2.       Use your bully pulpit to explicitly call on the state legislature to provide for local control of the start date of the school year.  The local control at a minimum should extend to school divisions with a virtual school or significant number of virtual courses. Current statutes restricting the ability of school divisions to start the school year before Labor Day violates the notion of anywhere, anytime, any pace learning.
3.       Don’t show favoritism to school divisions that use private providers of virtual courses. The Board’s proposed guidelines for pre-Labor day openings state that school divisions may warrant a waiver in the case of a full-time virtual school with courses from external providers that begin instruction prior to Labor Day. You have authorized our school division to provide virtual courses to students throughout the Commonwealth.  Don’t penalize us by refusing to consider our waiver requests while reviewing the request of divisions that rely on outside providers.

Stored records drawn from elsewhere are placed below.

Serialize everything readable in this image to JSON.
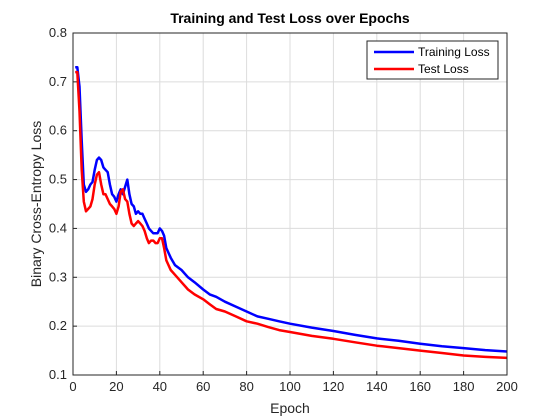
{
  "chart_data": {
    "type": "line",
    "title": "Training and Test Loss over Epochs",
    "xlabel": "Epoch",
    "ylabel": "Binary Cross-Entropy Loss",
    "xlim": [
      0,
      200
    ],
    "ylim": [
      0.1,
      0.8
    ],
    "xticks": [
      "0",
      "20",
      "40",
      "60",
      "80",
      "100",
      "120",
      "140",
      "160",
      "180",
      "200"
    ],
    "yticks": [
      "0.1",
      "0.2",
      "0.3",
      "0.4",
      "0.5",
      "0.6",
      "0.7",
      "0.8"
    ],
    "grid": true,
    "legend_position": "top-right",
    "series": [
      {
        "name": "Training Loss",
        "color": "#0000ff",
        "x": [
          1,
          2,
          3,
          4,
          5,
          6,
          7,
          8,
          9,
          10,
          11,
          12,
          13,
          14,
          15,
          16,
          17,
          18,
          19,
          20,
          21,
          22,
          23,
          24,
          25,
          26,
          27,
          28,
          29,
          30,
          31,
          32,
          33,
          34,
          35,
          36,
          37,
          38,
          39,
          40,
          41,
          42,
          43,
          45,
          47,
          50,
          53,
          56,
          60,
          63,
          66,
          70,
          75,
          80,
          85,
          90,
          95,
          100,
          110,
          120,
          130,
          140,
          150,
          160,
          170,
          180,
          190,
          200
        ],
        "y": [
          0.73,
          0.73,
          0.69,
          0.58,
          0.49,
          0.475,
          0.48,
          0.49,
          0.495,
          0.52,
          0.54,
          0.545,
          0.54,
          0.525,
          0.52,
          0.515,
          0.49,
          0.47,
          0.465,
          0.455,
          0.47,
          0.48,
          0.47,
          0.485,
          0.5,
          0.47,
          0.45,
          0.445,
          0.43,
          0.435,
          0.43,
          0.43,
          0.42,
          0.41,
          0.4,
          0.395,
          0.39,
          0.39,
          0.39,
          0.4,
          0.395,
          0.385,
          0.36,
          0.34,
          0.325,
          0.315,
          0.3,
          0.29,
          0.275,
          0.265,
          0.26,
          0.25,
          0.24,
          0.23,
          0.22,
          0.215,
          0.21,
          0.205,
          0.197,
          0.19,
          0.182,
          0.175,
          0.17,
          0.164,
          0.159,
          0.155,
          0.151,
          0.148
        ]
      },
      {
        "name": "Test Loss",
        "color": "#ff0000",
        "x": [
          1,
          2,
          3,
          4,
          5,
          6,
          7,
          8,
          9,
          10,
          11,
          12,
          13,
          14,
          15,
          16,
          17,
          18,
          19,
          20,
          21,
          22,
          23,
          24,
          25,
          26,
          27,
          28,
          29,
          30,
          31,
          32,
          33,
          34,
          35,
          36,
          37,
          38,
          39,
          40,
          41,
          42,
          43,
          45,
          47,
          50,
          53,
          56,
          60,
          63,
          66,
          70,
          75,
          80,
          85,
          90,
          95,
          100,
          110,
          120,
          130,
          140,
          150,
          160,
          170,
          180,
          190,
          200
        ],
        "y": [
          0.72,
          0.72,
          0.64,
          0.52,
          0.455,
          0.435,
          0.44,
          0.445,
          0.46,
          0.49,
          0.51,
          0.515,
          0.49,
          0.47,
          0.47,
          0.46,
          0.45,
          0.445,
          0.44,
          0.43,
          0.445,
          0.475,
          0.48,
          0.46,
          0.455,
          0.43,
          0.41,
          0.405,
          0.41,
          0.415,
          0.41,
          0.405,
          0.395,
          0.38,
          0.37,
          0.375,
          0.375,
          0.37,
          0.37,
          0.38,
          0.38,
          0.36,
          0.335,
          0.315,
          0.305,
          0.29,
          0.275,
          0.265,
          0.255,
          0.245,
          0.235,
          0.23,
          0.22,
          0.21,
          0.205,
          0.198,
          0.192,
          0.188,
          0.18,
          0.174,
          0.167,
          0.16,
          0.155,
          0.15,
          0.145,
          0.14,
          0.137,
          0.135
        ]
      }
    ]
  }
}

4.       Ask the state legislature to extend flexibility to school divisions in the timing of administering state assessments. With online learning greater flexibility exists in terms of pacing and the timing of completing a course. Students would benefit if they could take an end of course state exam immediately after completing a course rather than months later.
5.       Acknowledge that access to library resources can be provided in a variety of ways, including through digital resources and online resources.  Proposed regulations include a reference to student access in a public virtual school to appropriate library resources so an explicit statement relating to digital/online resources would avoid misinterpretation of this input regulation.
These five steps would help Virginia harness the anytime, anywhere, any pace learning potential of virtual schools and courses.

How can policy- and regulation-makers where you live help realize the potential of virtual learning? In what ways does legacy thinking confine the view of advocates of virtual learning?